Women in the US are having children at the lowest rate since record-keeping began, the National Center for Health Statistics has revealed. Only 3.59 million births were recorded in the country in 2023, the lowest since the 3.4 million figure recorded in 1979, a report by the NCHS has noted. The US population was 225 million at the time, compared to almost 335 million now.
The general fertility rate fell 3% from the year before to 54.4 births per 1,000 women of childbearing age (defined as 15–44). The total fertility rate was just 1.61, down 2% from 2022. The US birth rate has been below the replacement level of 2.1 since 2007.
Unplanned pregnancies – mostly among teenagers – have fallen by 2% from the previous year, representing a 68% decline from 2007 levels. Birth rates for the 20-24 age bracket have dropped by almost 50% since 2007 as well. The only demographic that saw an increase in birth rates was Hispanic women, with a modest 1% gain from 2022.
The NCHS is a unit of the Centers for Disease Control and Prevention (CDC). It relies on birth certificates to provide a snapshot of US population trends and does not look at the underlying factors, said Brady Hamilton, the lead author of the report.
Karen Guzzo, a demographer at the University of North Carolina at Chapel Hill, has pointed to research that shows young Americans are delaying family formation for financial reasons. Among the factors Americans have cited for waiting or not having children at all are economic strain, work instability, political polarization, student loans, healthcare cost and accessibility, climate change and global conflicts, Guzzo told the Wall Street Journal.
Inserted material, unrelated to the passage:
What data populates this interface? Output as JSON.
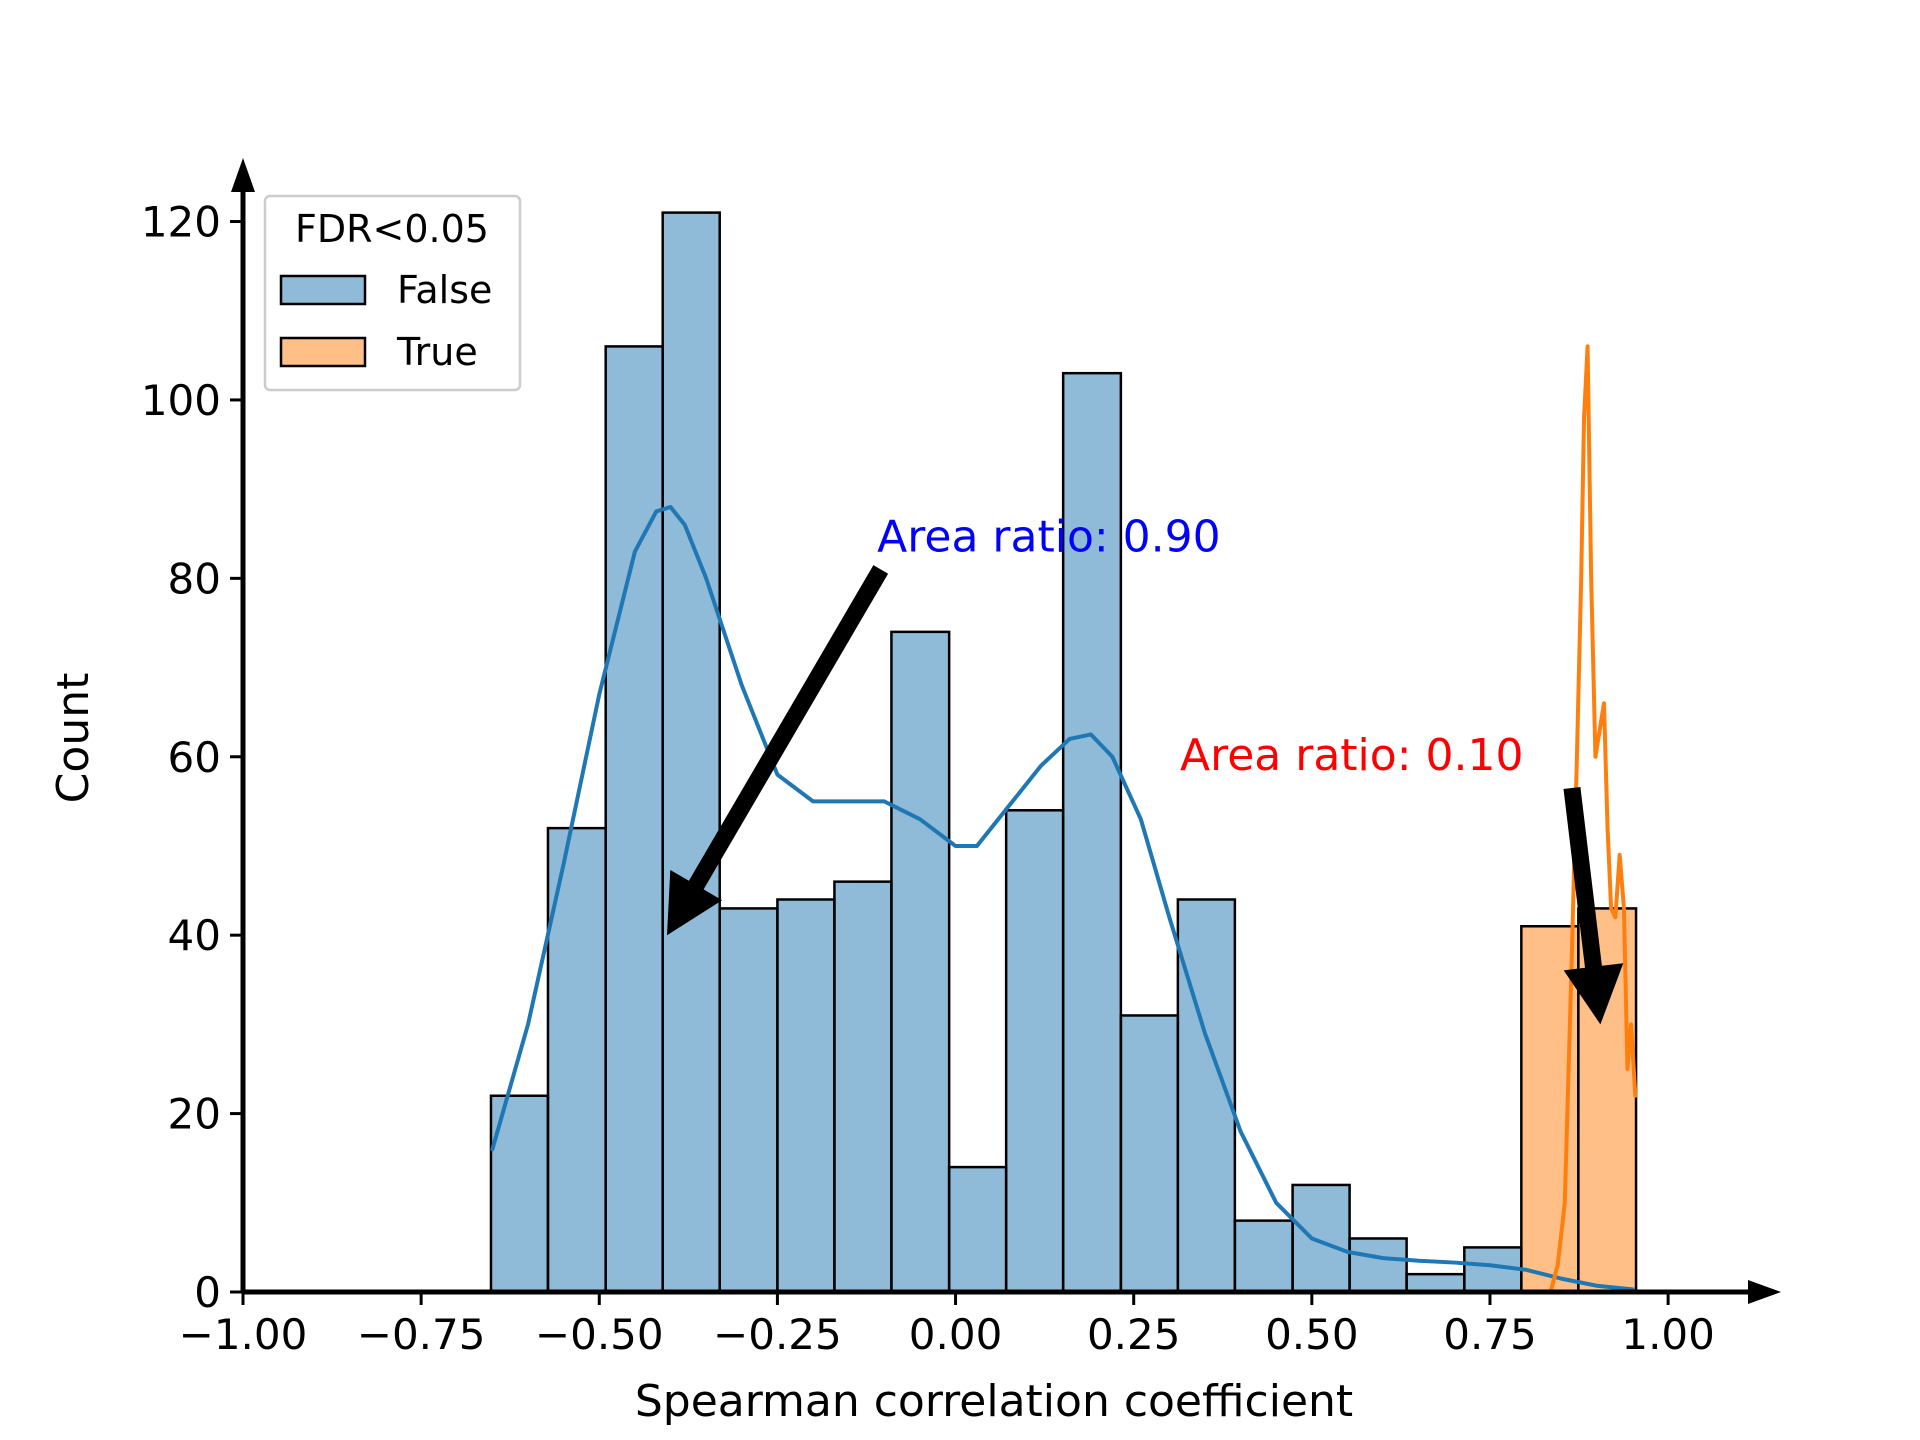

US birth rates rose slightly right before the 2008 financial crisis, but have declined by 11% overall since 2000. Guzzo has pointed to “unstable work hours” and lack of paid leave in the “gig economy” that has arisen since the Great Recession.
Demographers such as Guzzo have argued that Americans need paid family leave and other benefits to promote the standard of living for young families. US surveys have persistently shown frustration with the “skyrocketing” cost of healthcare and childcare as well.
Birth rates in many wealthy nations with arguably better social support have been declining as well, however, which demographers have commonly attributed to “uncertainty” and “economic instability.” Meanwhile, the countries with the highest birth rates in the world in 2023 were all in sub-Saharan Africa: Niger (6.73), Angola (5.76) and the Democratic Republic of the Congo (5.56).